La vérité ressort de la bouche des enfants trop gourmands.
La vérité ressort de la bouche des enfants trop gourmands.
Dans les temps de grands changements, l’expérience est inutile, souvent même gênante. Ce qui ne signifie pas que l’inexpérience soit un atout. On hésite à suivre les visionnaires pourtant séduisants ; on refuse de répéter avec les réactionnaires pourtant rassurants.
Dans les temps de grands changements, on est bien démunis, nos cartes sont muettes et les GPS n’ont plus de réseau.
Dans les temps de grands changements, il nous faut comprendre que l’avenir n’est pas une suite à déduire.
Et ça change tout, justement.
Chose : cela n’est pas une chose.
D’ailleurs, malgré une relation trouble et clandestine, il n’y a vraiment aucune ressemblance.
La vieillesse fait partie de la vie ; la mort aussi, comme la porte fait partie de la maison et lui donne sens, intimité et limites.
Oui mais la perte d’autonomie, l’incontinence fécale, la nécrose cutanée, la sonde urinaire, la confusion aiguë, les escarres, la dénutrition, le syndrome de glissement, les antihypertenseurs, anticoagulants, hypoglycémiants… Comme une porte en plein milieu de la rue !
On les aime nos champions, ils nous font rêver et, de surcroît, ils prennent pour eux notre part d’effort.
Je suis trop lourd pour être poète, trop léger pour être philosophe, trop honnête pour être tragédien, trop paresseux pour être romancier, trop vieux pour être champion, trop jeune pour être sénateur. J’ai juste le bon âge pour écrire une ou deux bêtises par jour et aller vite me reposer à écouter les alizés indiens en compagnie d’une jeune chatte à l’ombre des bougainvillées.

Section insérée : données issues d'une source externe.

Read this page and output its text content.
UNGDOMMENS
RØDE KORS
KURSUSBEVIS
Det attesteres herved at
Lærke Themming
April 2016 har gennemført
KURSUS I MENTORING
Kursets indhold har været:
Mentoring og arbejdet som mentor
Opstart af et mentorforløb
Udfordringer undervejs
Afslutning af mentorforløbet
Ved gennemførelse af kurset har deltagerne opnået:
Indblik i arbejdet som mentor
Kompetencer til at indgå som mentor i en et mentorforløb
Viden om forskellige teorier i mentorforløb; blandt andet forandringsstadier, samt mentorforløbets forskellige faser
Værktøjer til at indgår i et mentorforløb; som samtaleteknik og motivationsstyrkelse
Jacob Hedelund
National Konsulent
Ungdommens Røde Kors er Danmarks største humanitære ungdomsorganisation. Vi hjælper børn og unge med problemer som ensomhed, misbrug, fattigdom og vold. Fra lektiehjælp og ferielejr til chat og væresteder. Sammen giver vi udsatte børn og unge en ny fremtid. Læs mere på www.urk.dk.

À toutes les époques, il y a ceux qui s’interrogent sur leur époque et la trouvent ridicule, voire décadente, et il y a ceux qui ne s’interrogent pas sur leur époque ni sur les autres époques.
(Évidemment, comme d’habitude, je suis radical et réducteur, puisqu’il y a aussi, bien évidemment, ceux qui s’interrogent sur leur époque et la trouvent belle et généreuse. Oui mais ils ne sont plus que deux depuis la mort de Jean d’Ormesson, Félix le chat et Vince, mon copain coach en harmonie astrale.)
J’apprends qu’une turlurette était une guitare au Moyen-âge. Cela me met en joie et me donne envie de danser une gigue.
– Dis donc, ça fait longtemps que je n’ai pas mangé une bonne soupe de légumes avec des croûtons à l’ail.
– D’accord mais là tu es en ligne.
– Zut ! Annule le post.
– Trop tard.
– Pas grave, la bourde est partie, feignons de l’avoir pensée. Tu n’as qu’à titrer : “apophtegme abscons et sibyllin mais aillé”. Oui, c’est bien ça.
– Ce ne serait pas un peu chargé, voire pléonastique.
– Tu dois avoir raison. Bon, je te laisse choisir le titre. Moi je dois y aller, j’ai piscine à 22h30.
C’est bien bloggeur de Restes absurdes, mais si j’avais fait moins de latin avec monsieur Petit, j’aurais peut-être fait champion olympique. C’est mieux.
Les vacances commencent à peine et déjà les rayons de fournitures scolaires se remplissent dans les librairies. Oui mais voilà, je n’ai pas survécu à l’attaque d’une meute de loups aux pieds des monts de Verkhoïansk, je ne me suis pas relevé après avoir dévissé sur mille deux cents mètres du haut du Nanga Parbat dans la partie pakistanaise de l’Himalaya, je n’ai pas réchappé au kidnapping d’une équipe de la Croix-Rouge par les membres du cartel de Guadalajara, je ne suis pas sorti victorieux d’un long combat contre une fibromyalgie sévère… Alors j’ai l’air malin dans mes espadrilles roses et sous mon bob Décathlon.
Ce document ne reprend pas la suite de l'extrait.